HTML5, the new web standard that has been adopted by Apple, Google and many others, lets web developers create advanced graphics, typography, animations and transitions without relying on third party browser plug-ins (like Flash). HTML5 is completely open and controlled by a standards committee, of which Apple is a member.
The latest versions of most major browsers have begun supporting HTML5, at least in part. And, though it's not strictly related to HTML5, both Google's Chrome browser and Firefox can now detect the orientation of a device, allowing, for example, a user to control a car in a racing game by turning their device like a steering wheel, something previously only possible within applications.
The appeal of both HTML5 and the browser upgrades is that developers can build one site that runs on all devices, rather than creating separate apps for the iOS and Android, Google's mobile operating system. There will still be advantages to developing apps that run natively on Apple devices -- to take advantage of the multitasking capabilities, for example -- but many important features can be offered through HTML5. [Update: For example, a Google product manager made it clear today that the revamped YouTube mobile site is better than the native iPhone app.]
Freelancer.com, which claims to have outsourced over 725,000 temporary projects, says that HTML5-related tasks increased sevenfold between the first and second quarter of this year. Those tasks were second only to jobs related to geolocation, which allows users to share their real-world location. (Those increased ninefold.)

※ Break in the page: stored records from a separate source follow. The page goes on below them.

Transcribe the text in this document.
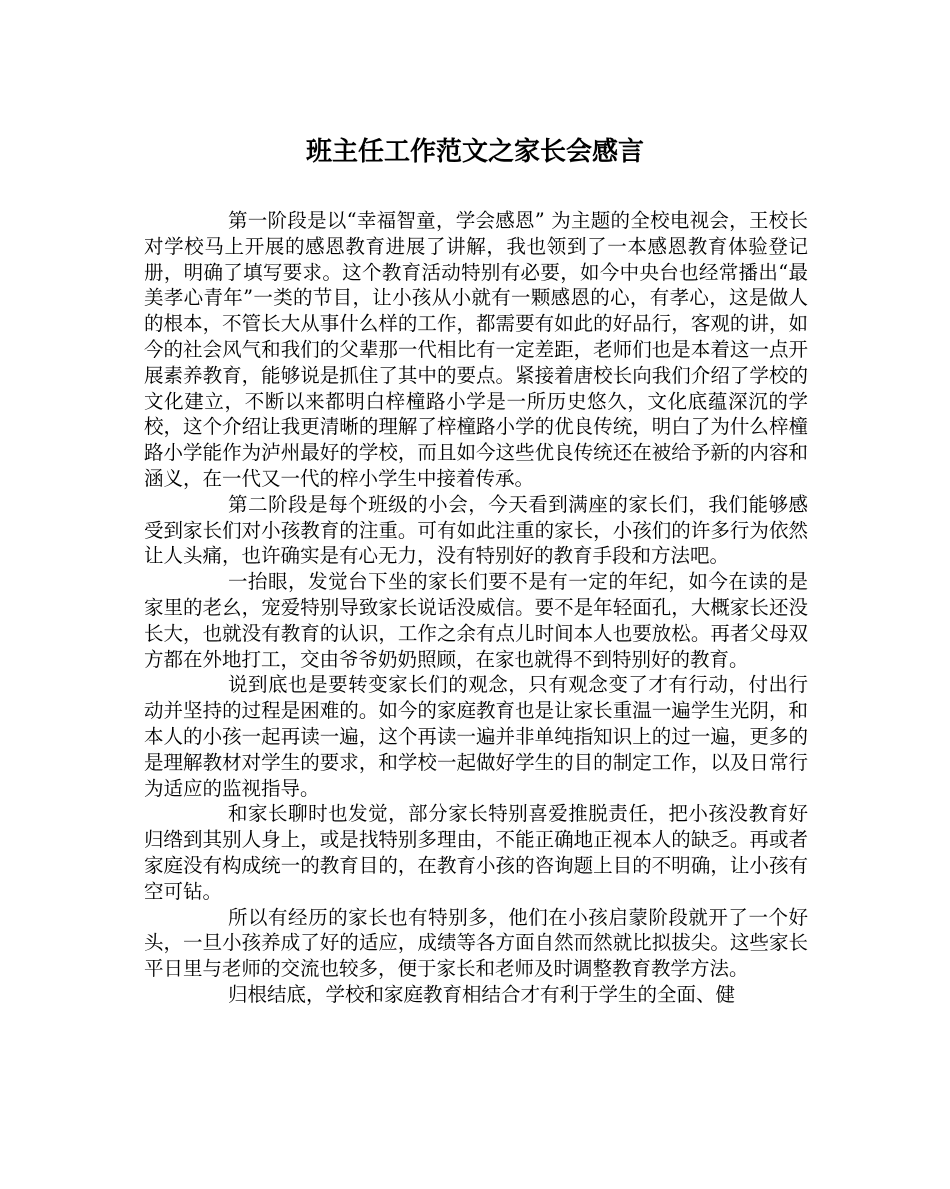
班主任工作范文之家长会感言

第一阶段是以“幸福智童，学会感恩” 为主题的全校电视会，王校长对学校马上开展的感恩教育进展了讲解，我也领到了一本感恩教育体验登记册，明确了填写要求。这个教育活动特别有必要，如今中央台也经常播出“最美孝心青年”一类的节目，让小孩从小就有一颗感恩的心，有孝心，这是做人的根本，不管长大从事什么样的工作，都需要有如此的好品行，客观的讲，如今的社会风气和我们的父辈那一代相比有一定差距，老师们也是本着这一点开展素养教育，能够说是抓住了其中的要点。紧接着唐校长向我们介绍了学校的文化建立，不断以来都明白梓橦路小学是一所历史悠久，文化底蕴深沉的学校，这个介绍让我更清晰的理解了梓橦路小学的优良传统，明白了为什么梓橦路小学能作为泸州最好的学校，而且如今这些优良传统还在被给予新的内容和涵义，在一代又一代的梓小学生中接着传承。

第二阶段是每个班级的小会，今天看到满座的家长们，我们能够感受到家长们对小孩教育的注重。可有如此注重的家长，小孩们的许多行为依然让人头痛，也许确实是有心无力，没有特别好的教育手段和方法吧。

一抬眼，发觉台下坐的家长们要不是有一定的年纪，如今在读的是家里的老幺，宠爱特别导致家长说话没威信。要不是年轻面孔，大概家长还没长大，也就没有教育的认识，工作之余有点儿时间本人也要放松。再者父母双方都在外地打工，交由爷爷奶奶照顾，在家也就得不到特别好的教育。

说到底也是要转变家长们的观念，只有观念变了才有行动，付出行动并坚持的过程是困难的。如今的家庭教育也是让家长重温一遍学生光阴，和本人的小孩一起再读一遍，这个再读一遍并非单纯指知识上的过一遍，更多的是理解教材对学生的要求，和学校一起做好学生的目的制定工作，以及日常行为适应的监视指导。

和家长聊时也发觉，部分家长特别喜爱推脱责任，把小孩没教育好归绺到其别人身上，或是找特别多理由，不能正确地正视本人的缺乏。再或者家庭没有构成统一的教育目的，在教育小孩的咨询题上目的不明确，让小孩有空可钻。

所以有经历的家长也有特别多，他们在小孩启蒙阶段就开了一个好头，一旦小孩养成了好的适应，成绩等各方面自然而然就比拟拔尖。这些家长平日里与老师的交流也较多，便于家长和老师及时调整教育教学方法。

归根结底，学校和家庭教育相结合才有利于学生的全面、健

The "most important reason" Steve Jobs offered for not supporting Flash was that, with it, "developers only have access to the lowest common denominator set of features." Those who write a Flash program that runs on all platforms would not be able to take advantage of features unique to Apple's devices. But as those features increasingly become part of the fabric of the Web, the importance of Apple's app store may begin to wane.